Any spatial data project with SAP HANA will follow something like this process.
Geospatial data may be saved and accessed with SAP HANA just like any other sort of data. Geospatial data can be obtained from a variety of sources, including web services that make geographical data available and SAP HANA spatial models.
Once the data has been sourced from an SAP HANA model or an external web service, SAP HANA can convert it to JSON and prepare it for entry in its column-oriented memory. From there, it's ready to process.
Raw spatial data is useless without some basic interpretation. That data will need to be correlated and labeled as representing real-world objects like vehicles or buildings before it can be worked on further.
Each spatial dataset will have the same basic properties: points, lines, and polygons. And SAP HANA can correlate those based on factors like the intersection of lines, the proximity of points, or whether whole objects and areas of interest are contained within others. These simple calculations are how you're able to turn raw data into meaningful objects you can start to analyze further.

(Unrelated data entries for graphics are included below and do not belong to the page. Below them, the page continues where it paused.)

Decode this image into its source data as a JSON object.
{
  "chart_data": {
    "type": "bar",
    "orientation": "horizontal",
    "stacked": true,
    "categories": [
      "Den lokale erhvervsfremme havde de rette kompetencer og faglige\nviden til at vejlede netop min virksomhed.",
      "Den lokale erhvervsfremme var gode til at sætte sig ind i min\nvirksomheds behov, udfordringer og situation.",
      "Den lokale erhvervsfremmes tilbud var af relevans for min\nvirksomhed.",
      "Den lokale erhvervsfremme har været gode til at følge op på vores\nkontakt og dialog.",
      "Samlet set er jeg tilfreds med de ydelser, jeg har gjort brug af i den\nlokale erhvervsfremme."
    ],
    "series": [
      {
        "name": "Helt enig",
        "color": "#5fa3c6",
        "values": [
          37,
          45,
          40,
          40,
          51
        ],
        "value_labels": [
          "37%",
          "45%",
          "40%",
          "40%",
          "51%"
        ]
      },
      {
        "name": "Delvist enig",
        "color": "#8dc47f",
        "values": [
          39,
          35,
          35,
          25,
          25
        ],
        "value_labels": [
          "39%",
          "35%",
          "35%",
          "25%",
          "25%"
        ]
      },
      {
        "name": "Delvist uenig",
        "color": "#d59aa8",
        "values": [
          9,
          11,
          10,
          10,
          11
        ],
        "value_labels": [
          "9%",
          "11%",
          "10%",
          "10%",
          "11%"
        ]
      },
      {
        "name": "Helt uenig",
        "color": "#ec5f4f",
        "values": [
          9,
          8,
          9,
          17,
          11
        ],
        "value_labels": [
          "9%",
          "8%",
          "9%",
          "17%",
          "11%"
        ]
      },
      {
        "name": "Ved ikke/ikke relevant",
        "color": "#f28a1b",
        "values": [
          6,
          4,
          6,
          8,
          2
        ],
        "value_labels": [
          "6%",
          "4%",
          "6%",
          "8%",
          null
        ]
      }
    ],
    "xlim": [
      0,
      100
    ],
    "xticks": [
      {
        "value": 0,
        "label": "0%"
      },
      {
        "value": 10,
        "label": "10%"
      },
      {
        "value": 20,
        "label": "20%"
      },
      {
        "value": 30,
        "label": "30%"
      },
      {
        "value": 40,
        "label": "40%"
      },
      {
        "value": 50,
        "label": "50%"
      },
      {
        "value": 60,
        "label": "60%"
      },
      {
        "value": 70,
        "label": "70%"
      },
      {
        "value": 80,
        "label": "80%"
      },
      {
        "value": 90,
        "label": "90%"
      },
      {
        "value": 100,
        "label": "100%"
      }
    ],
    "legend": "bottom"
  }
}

SAP HANA's real-time capability means you can adjust your visualizations on the fly and see results instantly. This is good for discovering insights and making clear trends you might not have noticed if they were lost in a spreadsheet. And its powerful visualization tools let you output a final business report or live dashboard in whatever format is most appropriate.
Spatial data science often uses a huge amount of data, and SAP HANA's real-time capability can make that data accessible to users and provide instant visualizations. As sensors get cheaper every year and IoT devices become more common, even across mobile networks, we're only going to see more spatial data science demand that requires powerful computing and analytics tools like SAP HANA.